Heather Dupree moves her brush to form an extra whisker on a painting of a blue otter.
Crystal Bowers taps her on her shoulder and suggests the whisker is too long and the otter is too blue.
Charvez Keys Jr. and Stacia Weed shake their heads; they believe no whiskers at all would be better.
Gracelyn Gurley tells Heather to add more.
It's called constructive criticism.
Or as Angie Waller and her critiquing-but-friendly students like to call it -- family.
Waller, the lead art instructor at Wayne Community College, will join 12 of her students at the Arts Council of Wayne County tonight for an exhibit called "Waller's Kids."
The first exhibit for Waller's class -- and the art show's reception -- takes place from 5 p.m. until 8 p.m. The exhibit will run until April 17.
"They're my kids. It's a sense of community," Waller said.
Waller started teaching at the college five years ago when the fine arts program began. And when Wendy Walker, executive director of the Arts Council, visited the college last month to invite the students to another art event, she looked around the class and she saw the different art from different students.
"And the rest is history," Waller said.
"That's what's great -- like-minded individuals from all different, various aspects of life. But they are all talented and have an appreciation for the arts, and I give the place that's safe for them to create," Waller said.
Her students meet twice a week, three hours at a time, to create different artwork in the drawing II and painting II classes. Waller said she also allows her students to create art in her on-campus studio on Fridays.
Each student provides a contrasting personality and style, which will make the exhibit unique.
Weed, native of Pensacola, Florida, is a second-year, dual-enrollment student attending both WCC and East Carolina University. She specializes in drawing and painting. Weed aspires to be an art teacher in Wayne County, and in pursuing that dream she became fascinated with a particular young girl who shares her passion for education.
That fascination prompted Weed to step out of the painting-and-drawing box.
She used 12,000 primary-colored pushpins to design a portrait of Malala Yousafzai, the young girl who was shot in the head by the Taliban in Pakistan five years ago because she wanted other young girls to have an education. Yousafzai survived and eventually received the Nobel Peace Prize.
Stacia encourages people to stand back to see the skin tones of the optical illusion.
"They all have their magic power in a certain genre," Waller said. "That's what's great about this exhibition. You are going to see a wide range of different talents."
Bowers, who is from New Jersey, once was stationed in Germany as an airman with Seymour Johnson Air Force Base. While overseas, she discovered a painting by Jacques-Louis David called "The Death of Marat." Bowers recreated it to present at the exhibit.

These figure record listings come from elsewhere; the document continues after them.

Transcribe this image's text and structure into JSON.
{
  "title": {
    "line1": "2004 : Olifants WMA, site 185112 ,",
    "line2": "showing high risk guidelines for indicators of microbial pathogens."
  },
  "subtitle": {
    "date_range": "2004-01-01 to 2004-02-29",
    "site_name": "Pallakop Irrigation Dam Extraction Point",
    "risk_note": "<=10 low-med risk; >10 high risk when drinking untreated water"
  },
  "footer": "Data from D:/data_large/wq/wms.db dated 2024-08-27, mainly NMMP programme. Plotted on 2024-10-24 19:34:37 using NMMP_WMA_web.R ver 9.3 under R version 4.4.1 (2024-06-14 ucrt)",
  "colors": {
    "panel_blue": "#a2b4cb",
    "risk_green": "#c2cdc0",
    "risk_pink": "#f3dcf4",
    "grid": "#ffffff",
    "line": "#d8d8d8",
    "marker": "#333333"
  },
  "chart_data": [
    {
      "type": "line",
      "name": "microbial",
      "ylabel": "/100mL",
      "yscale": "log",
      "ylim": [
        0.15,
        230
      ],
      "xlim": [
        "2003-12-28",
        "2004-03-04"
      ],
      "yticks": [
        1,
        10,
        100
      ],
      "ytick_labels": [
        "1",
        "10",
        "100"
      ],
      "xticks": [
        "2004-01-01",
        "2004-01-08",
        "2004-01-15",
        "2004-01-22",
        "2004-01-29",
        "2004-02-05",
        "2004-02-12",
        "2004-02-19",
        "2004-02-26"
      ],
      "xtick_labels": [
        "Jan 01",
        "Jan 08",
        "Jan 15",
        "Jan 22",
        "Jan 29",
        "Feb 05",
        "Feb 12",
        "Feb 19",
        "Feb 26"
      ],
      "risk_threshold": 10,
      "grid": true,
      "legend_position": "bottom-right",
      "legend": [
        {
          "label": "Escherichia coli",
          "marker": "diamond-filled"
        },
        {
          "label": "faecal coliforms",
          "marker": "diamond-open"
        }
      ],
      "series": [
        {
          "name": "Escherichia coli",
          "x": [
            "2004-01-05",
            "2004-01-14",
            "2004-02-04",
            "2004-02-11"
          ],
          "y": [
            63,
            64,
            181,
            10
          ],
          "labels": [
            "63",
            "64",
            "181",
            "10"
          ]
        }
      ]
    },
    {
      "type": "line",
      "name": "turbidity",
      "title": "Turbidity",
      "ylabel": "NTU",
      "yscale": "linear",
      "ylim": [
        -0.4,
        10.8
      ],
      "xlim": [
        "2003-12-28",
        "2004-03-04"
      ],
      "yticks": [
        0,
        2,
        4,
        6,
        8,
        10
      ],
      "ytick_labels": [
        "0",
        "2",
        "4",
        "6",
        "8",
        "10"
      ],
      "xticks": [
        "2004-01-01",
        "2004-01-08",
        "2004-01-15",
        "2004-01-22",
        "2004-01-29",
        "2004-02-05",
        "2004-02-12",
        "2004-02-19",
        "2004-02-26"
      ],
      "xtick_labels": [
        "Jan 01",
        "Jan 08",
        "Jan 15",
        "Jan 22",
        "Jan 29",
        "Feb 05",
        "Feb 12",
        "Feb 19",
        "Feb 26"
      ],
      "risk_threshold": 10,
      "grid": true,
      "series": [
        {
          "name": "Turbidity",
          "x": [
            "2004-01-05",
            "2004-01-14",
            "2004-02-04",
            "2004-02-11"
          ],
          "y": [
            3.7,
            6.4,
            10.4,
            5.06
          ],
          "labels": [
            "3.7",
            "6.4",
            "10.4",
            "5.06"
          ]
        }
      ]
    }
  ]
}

She will graduate from the college in May and attend Barton College -- Waller's alma mater.
Goldsboro native and second-year student Gurley aspires to learn cosmetology at Johnston Community College.
"We're all super different," Dupree said.
Dupree collects maps from gas stations. She will present her painting of a woman on a map with roads outlining the woman's face. Dupree, who is from Kentucky, will also present drawings from her first art class at the college.
Waller said people will be amazed at how far her students have come. She said her students look at their first drawing -- at the end of the semester -- and compare it to their final drawing. They also critique each other's first drawings with "love."
Heather said she picked up her ink pen on the first day of art class and simply drew her pen on paper.
"It's really good for us to see that growth," Dupree said. "It's like a visual representation of where they started. It's a big jump from the actual start until finish."
Keys smiled as he remembered his classmates' first drawings, and he said the other students have greatly improved over the semester. A native of Goldsboro, Keys will graduate from the college in May and attend East Carolina's computer animation program.
She said her students participate in the college's program, the Art of Giving, to reach out to various organizations and donate art supplies the community.
"Colleges want to see what are they doing for their community, what kind of services are you doing," Waller said.
Gurley created cards for patients at Kitty Askins Hospice Center, and she donated proceeds from past Wayne Community College art shows to the organization. Dupree said she is actually donating time at the Pets at the Shelter today for four hours to clean cages, walk dogs and anything the animal shelter needs.
But tonight the students join together for an art show, when each one could easily take the stage -- alone.
"They're my family," Bowers said. "They're like my brothers and sisters, and to showcase all our art in one show is incredible."
Heather turns to look at her painting of a blue river otter, which her classmates kindly asked her to fix "a little bit."
"It's not just my painting, it's our painting," Dupree said. "We push each other to make our pieces to be the best they can be. We critique each other and give our opinions on a daily basis."